有翼人(9月14日 渋谷 芽依) ④
みそ汁の匂い。いつもの、芽依の舌にはちょっと濃い、母の地元の赤味噌。それから、たんたん、とまな板を叩く音。葱を切っているようだ。
芽依がリビングに入っていくと、キッチンから「おはよう、」としずかな声が飛んでくる。目線は、やはりまな板に落としたまま。
母は、いつもこちらを見ない。
「おはよぉ」
あくびまじりに答えて、ソファに座る。それから、卵のことをいいかけて、ためらう。なんと伝えたものか。
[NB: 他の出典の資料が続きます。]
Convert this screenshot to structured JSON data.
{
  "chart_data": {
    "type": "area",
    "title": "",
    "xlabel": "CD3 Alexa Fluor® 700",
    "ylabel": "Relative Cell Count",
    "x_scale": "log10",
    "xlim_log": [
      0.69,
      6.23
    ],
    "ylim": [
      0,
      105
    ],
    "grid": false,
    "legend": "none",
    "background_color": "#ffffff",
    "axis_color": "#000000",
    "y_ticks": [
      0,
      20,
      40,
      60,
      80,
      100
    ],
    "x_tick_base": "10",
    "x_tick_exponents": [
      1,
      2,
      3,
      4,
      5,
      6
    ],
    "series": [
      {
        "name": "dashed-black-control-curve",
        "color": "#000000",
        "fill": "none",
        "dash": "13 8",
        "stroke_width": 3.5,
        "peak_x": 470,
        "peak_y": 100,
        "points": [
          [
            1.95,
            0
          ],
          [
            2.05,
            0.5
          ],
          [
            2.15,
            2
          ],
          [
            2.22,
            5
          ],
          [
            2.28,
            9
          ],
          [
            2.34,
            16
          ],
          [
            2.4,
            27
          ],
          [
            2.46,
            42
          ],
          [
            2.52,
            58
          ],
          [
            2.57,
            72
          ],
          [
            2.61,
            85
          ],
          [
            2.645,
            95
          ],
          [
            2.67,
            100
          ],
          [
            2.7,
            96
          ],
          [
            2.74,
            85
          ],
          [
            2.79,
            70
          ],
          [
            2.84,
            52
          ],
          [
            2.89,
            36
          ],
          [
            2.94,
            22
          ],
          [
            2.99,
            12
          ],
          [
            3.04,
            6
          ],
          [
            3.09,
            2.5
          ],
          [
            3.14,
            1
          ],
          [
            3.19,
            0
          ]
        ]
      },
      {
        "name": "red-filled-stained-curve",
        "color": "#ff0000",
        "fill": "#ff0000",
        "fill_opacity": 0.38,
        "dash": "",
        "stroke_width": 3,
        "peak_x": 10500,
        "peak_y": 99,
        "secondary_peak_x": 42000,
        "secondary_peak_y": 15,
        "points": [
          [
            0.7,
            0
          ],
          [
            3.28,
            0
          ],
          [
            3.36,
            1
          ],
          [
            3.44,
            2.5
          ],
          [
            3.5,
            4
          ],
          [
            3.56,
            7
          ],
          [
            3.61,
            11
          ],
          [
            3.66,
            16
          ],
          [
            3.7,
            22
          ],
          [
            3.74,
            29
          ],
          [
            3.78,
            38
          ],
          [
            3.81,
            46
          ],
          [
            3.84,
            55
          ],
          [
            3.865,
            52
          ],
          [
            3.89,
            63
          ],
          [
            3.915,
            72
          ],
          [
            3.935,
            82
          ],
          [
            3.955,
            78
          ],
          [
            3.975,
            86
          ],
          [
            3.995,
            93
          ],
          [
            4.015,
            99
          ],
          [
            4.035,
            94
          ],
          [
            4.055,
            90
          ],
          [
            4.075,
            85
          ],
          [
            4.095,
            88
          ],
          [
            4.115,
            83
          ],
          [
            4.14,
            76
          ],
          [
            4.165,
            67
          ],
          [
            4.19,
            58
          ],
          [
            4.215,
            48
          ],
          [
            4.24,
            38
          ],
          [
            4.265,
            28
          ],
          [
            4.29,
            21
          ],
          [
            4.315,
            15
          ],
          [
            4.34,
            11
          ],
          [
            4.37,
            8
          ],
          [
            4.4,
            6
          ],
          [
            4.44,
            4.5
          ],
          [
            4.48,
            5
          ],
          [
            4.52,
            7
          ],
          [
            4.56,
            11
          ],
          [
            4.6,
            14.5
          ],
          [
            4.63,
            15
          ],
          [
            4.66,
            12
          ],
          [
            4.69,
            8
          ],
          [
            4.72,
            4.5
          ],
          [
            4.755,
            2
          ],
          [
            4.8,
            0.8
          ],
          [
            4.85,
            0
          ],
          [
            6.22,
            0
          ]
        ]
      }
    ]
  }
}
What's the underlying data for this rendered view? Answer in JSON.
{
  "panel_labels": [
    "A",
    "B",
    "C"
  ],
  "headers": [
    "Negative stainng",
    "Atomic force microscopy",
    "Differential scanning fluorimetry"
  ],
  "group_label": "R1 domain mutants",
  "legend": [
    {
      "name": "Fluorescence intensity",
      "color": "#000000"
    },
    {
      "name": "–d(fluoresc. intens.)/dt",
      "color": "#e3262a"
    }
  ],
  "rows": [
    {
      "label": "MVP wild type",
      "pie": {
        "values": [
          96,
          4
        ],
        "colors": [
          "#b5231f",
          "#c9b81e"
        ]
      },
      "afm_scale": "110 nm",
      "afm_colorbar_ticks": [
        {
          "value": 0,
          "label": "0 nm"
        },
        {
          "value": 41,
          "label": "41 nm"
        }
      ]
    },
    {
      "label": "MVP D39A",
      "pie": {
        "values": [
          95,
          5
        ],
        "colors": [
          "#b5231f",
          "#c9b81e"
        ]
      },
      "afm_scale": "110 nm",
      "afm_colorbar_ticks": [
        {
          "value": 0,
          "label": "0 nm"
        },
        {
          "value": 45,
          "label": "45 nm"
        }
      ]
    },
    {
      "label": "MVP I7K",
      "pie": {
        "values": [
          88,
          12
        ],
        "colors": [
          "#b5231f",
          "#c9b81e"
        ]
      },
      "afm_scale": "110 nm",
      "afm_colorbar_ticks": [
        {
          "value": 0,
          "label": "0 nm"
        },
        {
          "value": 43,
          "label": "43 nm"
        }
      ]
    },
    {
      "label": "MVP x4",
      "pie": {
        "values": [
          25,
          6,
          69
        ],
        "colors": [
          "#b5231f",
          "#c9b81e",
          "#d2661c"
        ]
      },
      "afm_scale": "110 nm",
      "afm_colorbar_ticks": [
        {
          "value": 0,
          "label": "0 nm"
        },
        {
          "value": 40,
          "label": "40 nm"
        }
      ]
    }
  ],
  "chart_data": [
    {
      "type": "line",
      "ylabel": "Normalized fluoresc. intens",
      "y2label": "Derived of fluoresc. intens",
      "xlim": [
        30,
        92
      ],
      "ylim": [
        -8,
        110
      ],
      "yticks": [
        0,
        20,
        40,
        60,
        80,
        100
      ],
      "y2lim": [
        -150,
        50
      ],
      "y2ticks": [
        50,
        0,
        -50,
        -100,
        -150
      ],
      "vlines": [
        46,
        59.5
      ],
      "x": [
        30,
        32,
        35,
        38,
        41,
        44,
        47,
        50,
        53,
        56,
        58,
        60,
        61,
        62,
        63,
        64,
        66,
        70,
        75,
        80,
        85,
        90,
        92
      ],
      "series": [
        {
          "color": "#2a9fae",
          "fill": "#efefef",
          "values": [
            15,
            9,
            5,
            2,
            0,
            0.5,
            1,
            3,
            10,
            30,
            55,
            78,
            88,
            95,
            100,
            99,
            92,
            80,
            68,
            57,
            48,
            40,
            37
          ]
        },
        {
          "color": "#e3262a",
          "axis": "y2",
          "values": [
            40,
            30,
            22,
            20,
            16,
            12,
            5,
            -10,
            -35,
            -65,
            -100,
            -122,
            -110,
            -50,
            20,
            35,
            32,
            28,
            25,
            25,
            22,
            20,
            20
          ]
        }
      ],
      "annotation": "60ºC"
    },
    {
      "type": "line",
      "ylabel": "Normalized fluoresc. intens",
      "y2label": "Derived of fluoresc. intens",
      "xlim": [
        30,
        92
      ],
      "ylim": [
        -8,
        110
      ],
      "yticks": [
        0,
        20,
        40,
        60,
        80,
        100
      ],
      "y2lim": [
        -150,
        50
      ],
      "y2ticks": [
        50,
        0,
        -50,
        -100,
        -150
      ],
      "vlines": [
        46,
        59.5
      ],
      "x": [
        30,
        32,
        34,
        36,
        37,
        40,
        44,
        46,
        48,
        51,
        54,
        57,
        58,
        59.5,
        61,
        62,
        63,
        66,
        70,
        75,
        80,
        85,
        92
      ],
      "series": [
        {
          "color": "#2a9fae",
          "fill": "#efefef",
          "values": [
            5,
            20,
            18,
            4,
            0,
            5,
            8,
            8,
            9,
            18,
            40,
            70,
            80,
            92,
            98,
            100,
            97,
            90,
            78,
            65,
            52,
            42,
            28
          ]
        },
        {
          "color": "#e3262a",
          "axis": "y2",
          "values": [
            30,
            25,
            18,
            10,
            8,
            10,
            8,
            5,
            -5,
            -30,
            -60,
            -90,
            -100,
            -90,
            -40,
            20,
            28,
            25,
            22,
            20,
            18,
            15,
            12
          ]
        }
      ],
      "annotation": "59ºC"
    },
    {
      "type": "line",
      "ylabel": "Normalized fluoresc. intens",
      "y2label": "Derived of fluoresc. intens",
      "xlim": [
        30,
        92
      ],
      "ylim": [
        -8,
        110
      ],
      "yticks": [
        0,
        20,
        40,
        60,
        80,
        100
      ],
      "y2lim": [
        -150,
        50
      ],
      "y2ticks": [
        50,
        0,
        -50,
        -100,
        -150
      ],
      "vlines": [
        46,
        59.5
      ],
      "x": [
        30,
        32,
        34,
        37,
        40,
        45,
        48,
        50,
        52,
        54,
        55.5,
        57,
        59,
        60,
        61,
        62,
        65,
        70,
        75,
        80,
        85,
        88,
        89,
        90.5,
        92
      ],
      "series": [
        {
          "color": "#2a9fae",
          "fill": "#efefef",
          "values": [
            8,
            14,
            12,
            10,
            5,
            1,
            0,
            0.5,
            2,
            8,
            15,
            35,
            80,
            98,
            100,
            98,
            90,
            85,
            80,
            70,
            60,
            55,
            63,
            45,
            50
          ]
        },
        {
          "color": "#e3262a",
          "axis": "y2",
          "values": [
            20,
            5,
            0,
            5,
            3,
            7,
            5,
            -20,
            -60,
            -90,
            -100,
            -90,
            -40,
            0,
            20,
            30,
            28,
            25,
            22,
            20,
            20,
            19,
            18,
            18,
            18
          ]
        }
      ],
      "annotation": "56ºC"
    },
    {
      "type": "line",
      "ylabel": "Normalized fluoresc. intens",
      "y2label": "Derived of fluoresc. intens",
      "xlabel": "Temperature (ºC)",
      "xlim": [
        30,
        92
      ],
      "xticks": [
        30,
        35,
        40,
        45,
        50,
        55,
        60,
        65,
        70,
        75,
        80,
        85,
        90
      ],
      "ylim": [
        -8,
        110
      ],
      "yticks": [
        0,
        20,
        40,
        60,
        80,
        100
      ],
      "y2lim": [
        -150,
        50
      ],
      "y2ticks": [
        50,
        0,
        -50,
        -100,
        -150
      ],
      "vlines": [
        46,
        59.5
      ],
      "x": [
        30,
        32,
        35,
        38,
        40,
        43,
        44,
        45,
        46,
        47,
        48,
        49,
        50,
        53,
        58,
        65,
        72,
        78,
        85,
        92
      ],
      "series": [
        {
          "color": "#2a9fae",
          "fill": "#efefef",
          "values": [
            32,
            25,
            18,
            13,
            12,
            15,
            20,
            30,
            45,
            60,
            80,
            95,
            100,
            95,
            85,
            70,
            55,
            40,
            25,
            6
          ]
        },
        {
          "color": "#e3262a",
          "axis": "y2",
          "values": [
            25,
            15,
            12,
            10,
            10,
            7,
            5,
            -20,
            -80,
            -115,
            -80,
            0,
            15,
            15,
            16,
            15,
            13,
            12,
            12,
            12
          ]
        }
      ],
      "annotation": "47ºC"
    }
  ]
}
うーん、とかるく唸って、とりあえずテレビを見る。朝のニュースで動物園が映っている。カピバラが、暑さで体調を悪くしたとか。
まだ頭がぼんやりしている。たぶん、寝起きのせいだ。
腹痛はすっかり治った。ぐるる、と小さく腸が動く。とりあえず立ち上がって、リビングを出る。卵は、テーブルのうえに置いておく。
ぱたん、と静かに戸をしめる。
*
10分して、トイレを出る。
ぎゅう、とのびをして、テーブルに目をやる。
何もない。
白いテーブルクロスの上に、ソースと醤油の瓶があるだけ。
「ねえ、」
ちらりと、母の背中をみる。とんたんとん、とまだ包丁を動かしている。まな板でひびく野菜の音は、さっきよりすこし硬い。
「……なあに、」 と返事。包丁はとまらない。
芽依は、ちょっと黙りこんで、それから、
「なんでもない、」
と首をふる。
流しのすみに、白にちょっとまだらのかかった、卵の殻のかけらが見えた。